Si sarebbe riconosciuto Lévinas in questa traccia dell’Altro evocata da Milena? Non lo sappiamo. Così come non sappiamo perché Miriam, la sorella di Mosé, venga qualificata del titolo di “profeta”. Nel momento in cui il fratello è tratto dal Nilo dalla figlia del Faraone, Miriam “osserva da lontano”. Certa esegesi rabbinica suggerisce che questa semplice posizione di attesa e di vigilanza la consacra e la innalza al rango di profeta. Pur dentro agli eventi Milena ha sempre “osservato da lontano”: “ Qui viviamo in una trappola per topi. In un modo o nell’altro, alla fine moriremo tutti qui. Non vedo nessun’altra uscita. Semplicemente non possiamo finir bene…A lungo termine non sono pessimista. Ma nulla di ciò che può succedere a breve distanza è buono per noi” [lettera a Willi Schlamm, 12 agosto 1938]. Il suo inconscio “osserva da lontano”, disposto a vedere in forma di sogno scaglie di futuro più di vent’anni prima di finire in una baracca di Ravensbrűck:
"Non so dove fossi , in un luogo infinitamente lontano da casa - in America? In Cina? Da qualche parte, all'altro capo della terra, mentre l'intero pianeta era sconvolto da una guerra o da una peste, o dal diluvio universale. Della catastrofe in atto io non sapevo niente di preciso. Ma una folle fretta, una folle agitazione mi trascinavano con gli altri nella fuga. Non sapevo dove stavamo fuggendo. Non chiesi neppure perché fuggivamo. Da una stazione partivano, uno dopo l'altro, treni interminabili alla volta del mondo, tutti strapieni.

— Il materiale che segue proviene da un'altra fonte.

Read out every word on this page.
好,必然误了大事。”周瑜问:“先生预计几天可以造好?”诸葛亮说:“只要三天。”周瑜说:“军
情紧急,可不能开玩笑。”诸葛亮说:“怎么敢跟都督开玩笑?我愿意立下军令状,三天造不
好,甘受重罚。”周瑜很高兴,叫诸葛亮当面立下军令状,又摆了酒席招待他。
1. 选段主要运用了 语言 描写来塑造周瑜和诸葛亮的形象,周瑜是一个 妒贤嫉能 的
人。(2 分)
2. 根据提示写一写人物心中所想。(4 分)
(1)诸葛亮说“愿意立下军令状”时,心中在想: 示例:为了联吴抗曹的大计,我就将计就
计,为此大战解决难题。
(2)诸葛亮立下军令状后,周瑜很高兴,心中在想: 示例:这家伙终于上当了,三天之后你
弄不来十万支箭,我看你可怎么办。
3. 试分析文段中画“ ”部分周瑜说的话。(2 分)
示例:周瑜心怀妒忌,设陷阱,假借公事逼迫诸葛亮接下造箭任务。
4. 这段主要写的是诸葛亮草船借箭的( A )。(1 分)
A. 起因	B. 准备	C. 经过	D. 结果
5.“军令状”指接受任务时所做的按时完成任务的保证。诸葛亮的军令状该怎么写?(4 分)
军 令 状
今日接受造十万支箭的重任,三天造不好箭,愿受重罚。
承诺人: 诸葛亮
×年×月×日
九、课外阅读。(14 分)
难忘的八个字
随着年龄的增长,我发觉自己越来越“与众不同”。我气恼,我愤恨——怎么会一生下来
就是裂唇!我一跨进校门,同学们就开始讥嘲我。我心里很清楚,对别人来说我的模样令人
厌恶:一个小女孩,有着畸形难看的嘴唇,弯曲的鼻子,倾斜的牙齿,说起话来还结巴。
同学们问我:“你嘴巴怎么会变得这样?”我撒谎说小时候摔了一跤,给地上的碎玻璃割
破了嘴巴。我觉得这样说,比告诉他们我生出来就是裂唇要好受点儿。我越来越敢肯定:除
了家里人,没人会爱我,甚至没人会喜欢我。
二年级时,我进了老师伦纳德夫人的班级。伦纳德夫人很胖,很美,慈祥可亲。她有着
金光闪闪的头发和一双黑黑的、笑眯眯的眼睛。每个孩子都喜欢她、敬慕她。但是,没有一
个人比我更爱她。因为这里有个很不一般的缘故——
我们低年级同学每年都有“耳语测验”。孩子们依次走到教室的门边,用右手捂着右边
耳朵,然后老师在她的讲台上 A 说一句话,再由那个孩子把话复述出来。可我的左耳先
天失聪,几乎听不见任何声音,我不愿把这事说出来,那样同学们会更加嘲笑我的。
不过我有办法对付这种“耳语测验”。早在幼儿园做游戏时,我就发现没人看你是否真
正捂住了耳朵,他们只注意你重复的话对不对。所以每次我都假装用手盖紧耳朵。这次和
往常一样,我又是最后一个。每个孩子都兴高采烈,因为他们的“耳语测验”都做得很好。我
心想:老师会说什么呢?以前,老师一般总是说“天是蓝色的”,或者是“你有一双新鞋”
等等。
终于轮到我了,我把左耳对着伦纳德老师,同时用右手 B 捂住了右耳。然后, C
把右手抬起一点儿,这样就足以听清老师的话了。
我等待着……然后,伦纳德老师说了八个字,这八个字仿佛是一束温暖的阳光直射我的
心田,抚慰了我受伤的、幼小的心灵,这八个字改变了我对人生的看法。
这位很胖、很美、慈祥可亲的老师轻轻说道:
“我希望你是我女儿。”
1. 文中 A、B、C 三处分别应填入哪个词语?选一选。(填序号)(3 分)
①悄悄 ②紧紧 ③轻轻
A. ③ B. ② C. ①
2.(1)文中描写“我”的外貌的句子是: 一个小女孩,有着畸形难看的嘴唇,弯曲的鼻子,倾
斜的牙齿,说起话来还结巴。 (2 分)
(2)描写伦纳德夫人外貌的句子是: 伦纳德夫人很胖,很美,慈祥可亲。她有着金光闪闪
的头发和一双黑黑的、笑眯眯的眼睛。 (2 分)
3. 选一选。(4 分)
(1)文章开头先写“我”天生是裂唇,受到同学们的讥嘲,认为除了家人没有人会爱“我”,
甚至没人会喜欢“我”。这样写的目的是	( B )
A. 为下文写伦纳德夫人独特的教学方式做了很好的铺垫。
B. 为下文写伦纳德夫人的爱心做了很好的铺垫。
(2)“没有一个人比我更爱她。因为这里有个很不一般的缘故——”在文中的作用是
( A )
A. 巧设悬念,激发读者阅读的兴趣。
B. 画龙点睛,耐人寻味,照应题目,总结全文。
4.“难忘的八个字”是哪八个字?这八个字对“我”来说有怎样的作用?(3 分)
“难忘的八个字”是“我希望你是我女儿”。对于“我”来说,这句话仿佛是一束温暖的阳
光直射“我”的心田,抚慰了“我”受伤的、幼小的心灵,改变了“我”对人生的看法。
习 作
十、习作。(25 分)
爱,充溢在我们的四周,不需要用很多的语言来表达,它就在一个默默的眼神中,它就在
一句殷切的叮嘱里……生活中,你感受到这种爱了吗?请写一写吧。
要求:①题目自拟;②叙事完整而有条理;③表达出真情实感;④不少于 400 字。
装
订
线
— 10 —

Gli impiegati delle ferrovie erano in preda al panico, nessuno voleva rimanere lì per ultimo. Gli uomini lottavano per un posto come per la loro vita. Fra me e i binari si frapponeva una folla immensa, non avevo alcuna speranza di farmi largo attraverso di essa. Ero disperata.
"Sono giovane, non posso morire!" gridai.
Ma davanti a me c'erano altre persone giovani. E i biglietti erano quasi esauriti. Il treno che stava partendo era l'ultimo. Alla luce del giorno, i semafori verdi e rossi lampeggiavano minacciosamente. Non avevo salvezza.
Fu allora che qualcuno mi toccò la spalla. Mi voltai e uno sconosciuto mi dette in mano un biglietto, dicendomi: "Con questo lei può andare in tutto il mondo. Può passare il confine e avere un posto sul treno. Non abbia paura e sia coraggiosa. Ma ora vada, si affretti, è tempo"…
…Nel momento stesso in cui il treno partì, avvenne la catastrofe. La terra sprofondò in un baratro, il mondo si trasformò in un'immensa rete ferroviaria lungo la quale viaggiavano uomini, uomini che non avevano più patria. I binari posavano sopra l'abisso e le locomotive sfrecciavano a velocità forsennata. Finalmente il treno si fermò al confine.
"Controllo! Tutti a terra!" gridò il conduttore.
La gente affluì al casotto dei doganieri, soltanto io rimasi indietro, senza passaporto, senza bagaglio. Nella mano stringevo convulsamente il biglietto. Brividi di freddo mi correvano lungo la schiena. Un doganiere mi si avvicinò e mi chiese i documenti. I secondi si trasformarono in un'eternità. Aprii il biglietto. Il doganiere, impaziente, si appoggiò ora su una gamba, ora sull'altra, tendendomi la mano. Sembrava deciso a non farmi passare. Io guardai il biglietto. Vi lessi, scritto in venti lingue diverse:
"Condannata a morte"
Un sudore freddo m'imperlò la fronte. Il mio cuore smise di battere. Un nodo di paura spasmodica, dolorosa mi strinse il petto. Un'angoscia mortale mi prese alla gola. Allora, aggrappandomi a una tenue speranza, già sul punto di morire, già all'ultimo respiro, dissi al doganiere con tono supplice:
"Che sia soltanto una parola d'ordine perché io possa arrivare più facilmente all'altro capo del mondo?"